How do I, as a white woman, respond to the deaths of George Floyd and all the other young people of color who have been killed by law enforcement?
I cannot walk in their same shoes, no matter how much I am angered, discouraged and outraged with these acts of violence. Why? For the obvious reason: I am the recipient of white privilege — something that was given to me at birth, something that I did not earn, something that I did not apply for, something that I did not knowingly understand until much later in life.
Oh, it is not that white people are bad because of this, but the continued idea that this does not exist in our country only furthers the pain and despair of the people of color in this United States of America.
The anger, frustration and violence that we all see on the various news media outlets did not just happen because of the brutal killing of George Floyd. It is the accumulation of racism and bigotry that has pervaded our society since that first ship brought shackled men, women and children to this land. Time and time again there have been efforts to undo this evil, but time and time again the vestiges of this kind of hatred return.
This is an insipid hatred because it disguises itself in so very many different ways. Racism can hide underneath badges, within the legal system, under health care, behind the pulpits and in so many other places.

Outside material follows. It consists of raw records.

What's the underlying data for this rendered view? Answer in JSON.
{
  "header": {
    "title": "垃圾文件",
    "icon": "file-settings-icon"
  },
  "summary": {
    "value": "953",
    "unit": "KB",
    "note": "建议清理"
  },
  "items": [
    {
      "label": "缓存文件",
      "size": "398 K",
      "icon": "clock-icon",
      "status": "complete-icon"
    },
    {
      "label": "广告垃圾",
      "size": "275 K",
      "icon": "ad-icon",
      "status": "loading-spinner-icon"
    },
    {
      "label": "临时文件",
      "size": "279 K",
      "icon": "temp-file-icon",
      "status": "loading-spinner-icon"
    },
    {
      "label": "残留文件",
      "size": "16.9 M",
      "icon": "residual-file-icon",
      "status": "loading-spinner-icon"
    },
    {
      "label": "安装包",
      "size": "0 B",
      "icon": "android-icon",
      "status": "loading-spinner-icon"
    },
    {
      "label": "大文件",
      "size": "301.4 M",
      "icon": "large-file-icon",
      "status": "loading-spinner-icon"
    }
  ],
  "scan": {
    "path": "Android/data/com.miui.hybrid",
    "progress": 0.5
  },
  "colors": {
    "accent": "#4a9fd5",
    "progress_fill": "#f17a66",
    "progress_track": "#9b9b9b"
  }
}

Our country is in deep trouble right now. Fighting COVID-19 and all the ramifications that come from that and the heinous actions of a few who further the cause of injustice and violence against the black community. It may seem hopeless. It may seem insurmountable. That is the coward’s response, however.
It is going to take all of us to undo these behaviors and reclaim our motto of “justice and freedom for all.” The coronavirus will be defeated in time, but it is going to take all of us to follow safe practices to ensure the diminishing of the pandemic until the scientists can produce a vaccine. The other pandemic of racism has to be stopped by taking real actions with our governance in local, state and federal agencies. Changes have to be implemented sooner than later. We have had over 400 years to get this right.
As a retired priest in the Episcopal Church, I firmly believe that all are entitled to fair and equitable treatment in terms of moral and legal actions. The touchstone in our church comes from our Baptismal Covenant when we affirm the following: To “strive for justice and peace among all people and respect the dignity of every human being.”
I believe that this is something that all people in our country can follow, regardless of religion or Christian denomination. There is hope when we all pull together.
The Rev. Mary Sheridan Janda
The Rev. Mary Sheridan Janda, Sandy, is a retired priest of The Episcopal Diocese of Utah. Views expressed here are her own and not necessarily those of the diocese.